Hannover - Im Nachhinein konnte man die Stimmung vor Spielbeginn im Fan-Block der Färöer durchaus unter dem Begriff "realistischer Optimismus" zusammenfassen. Ein Unentschieden sei durchaus drin, sagte ein Färinger, während ein Landsmann von ihm das Angebot eines deutschen Souvenir-Sammlers, zehn Euro für einen Färöer-Schal zu zahlen, brüsk ablehnte: Unter 500 sei da nichts zu machen.
Eine Kleingruppe Jugendlicher verbrachte schon den zweiten Tag in der niedersächsischen Landeshauptstadt: Der Tiefkühlfisch-Tycoon der Inseln im Nordatlantik hatte seinem Sohn und vier von dessen Freunden die Reise spendiert.
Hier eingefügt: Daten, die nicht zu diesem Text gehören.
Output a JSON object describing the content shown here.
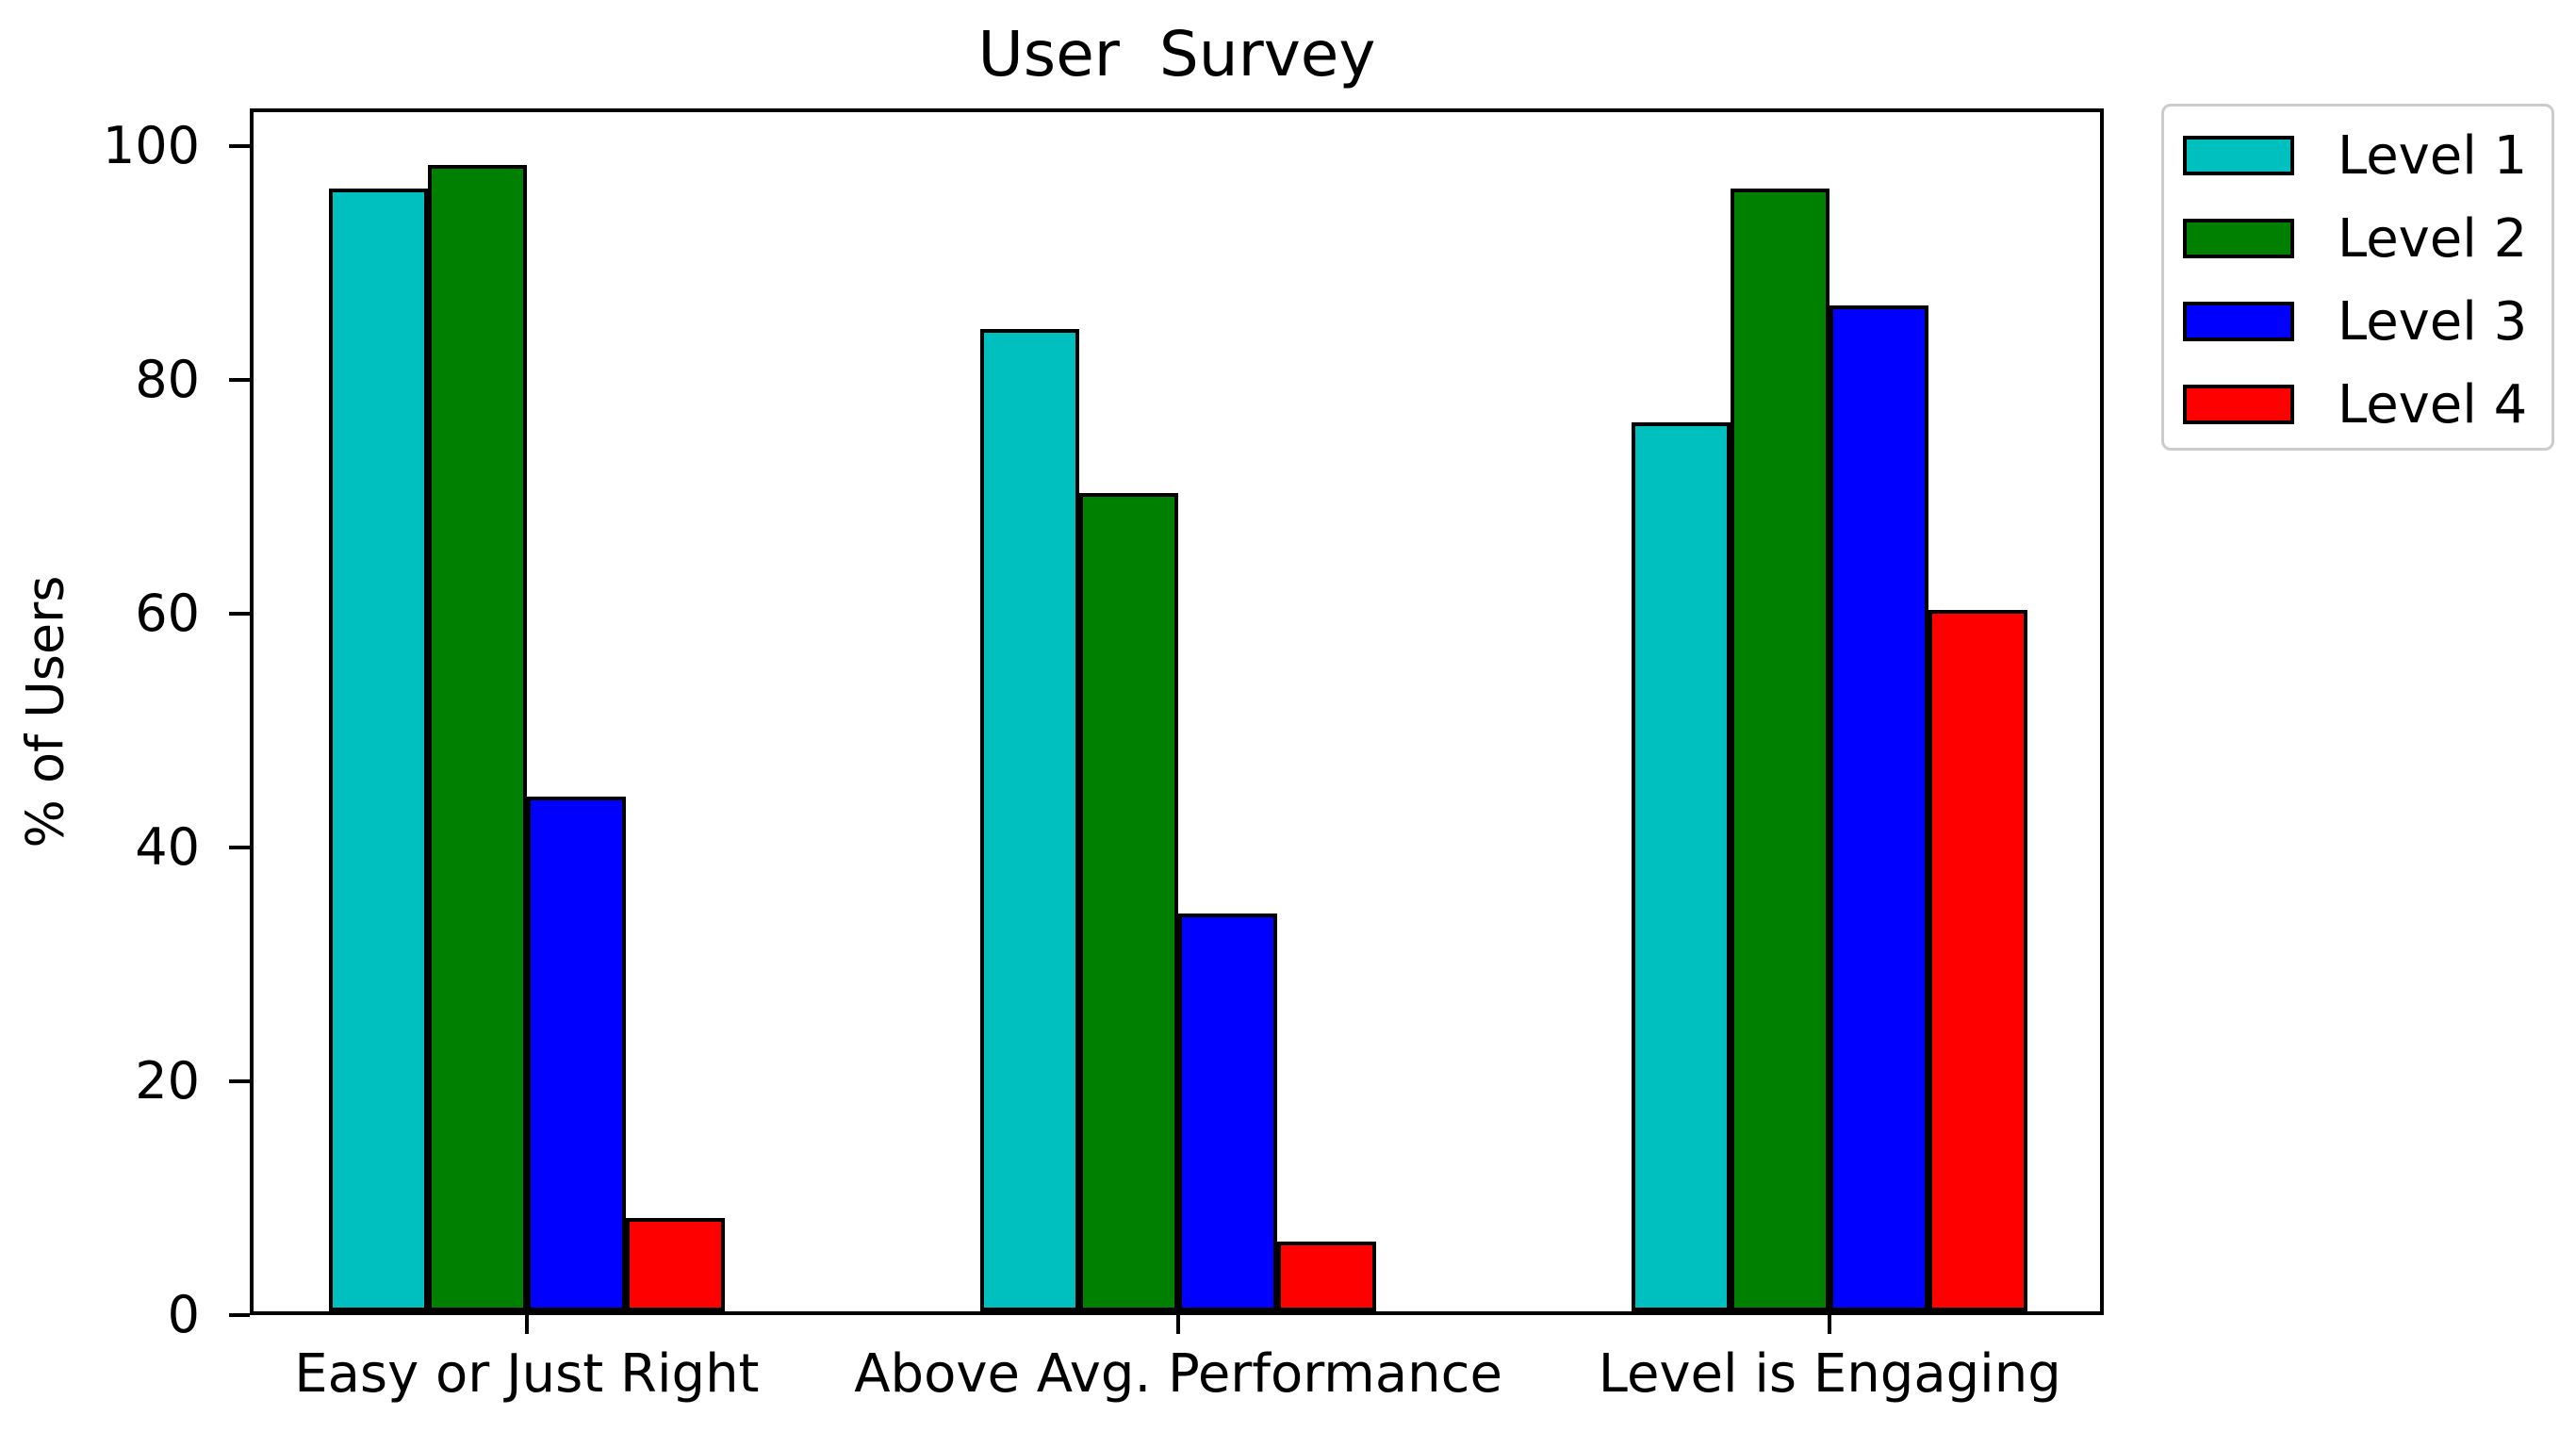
{
  "chart_data": {
    "type": "bar",
    "title": "User  Survey",
    "ylabel": "% of Users",
    "xlabel": "",
    "categories": [
      "Easy or Just Right",
      "Above Avg. Performance",
      "Level is Engaging"
    ],
    "series": [
      {
        "name": "Level 1",
        "color": "#00bfbf",
        "values": [
          96,
          84,
          76
        ]
      },
      {
        "name": "Level 2",
        "color": "#008000",
        "values": [
          98,
          70,
          96
        ]
      },
      {
        "name": "Level 3",
        "color": "#0000ff",
        "values": [
          44,
          34,
          86
        ]
      },
      {
        "name": "Level 4",
        "color": "#ff0000",
        "values": [
          8,
          6,
          60
        ]
      }
    ],
    "yticks": [
      0,
      20,
      40,
      60,
      80,
      100
    ],
    "ylim": [
      0,
      103.2
    ],
    "grid": false,
    "legend_position": "outside-upper-right",
    "bar_edge_color": "#000000",
    "axes_color": "#000000",
    "background_color": "#ffffff"
  }
}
Und die hatte sich jetzt schon gelohnt: Tiefen Eindruck bei dem 20-jährigen Sören beispielsweise hatten die Entdeckung des nahrhaften deutschen Mehrkornbrotes und einer Schokoladenschmiere namens Nutella hinterlassen. Und die lokale Biermarke sowieso.
"Deutsche gegen St. Pauli"
Ein anderer junger Färinger wollte partout einen Schal, auf dem "St. Pauli" draufstand. Es stand noch mehr da: "Deutsche gegen St. Pauli". Der Tauschpartner war ein Hooligan. Als man ihn darauf hinwies, entgegnete der Junge sportlich stolz: "Right wing? Very good!"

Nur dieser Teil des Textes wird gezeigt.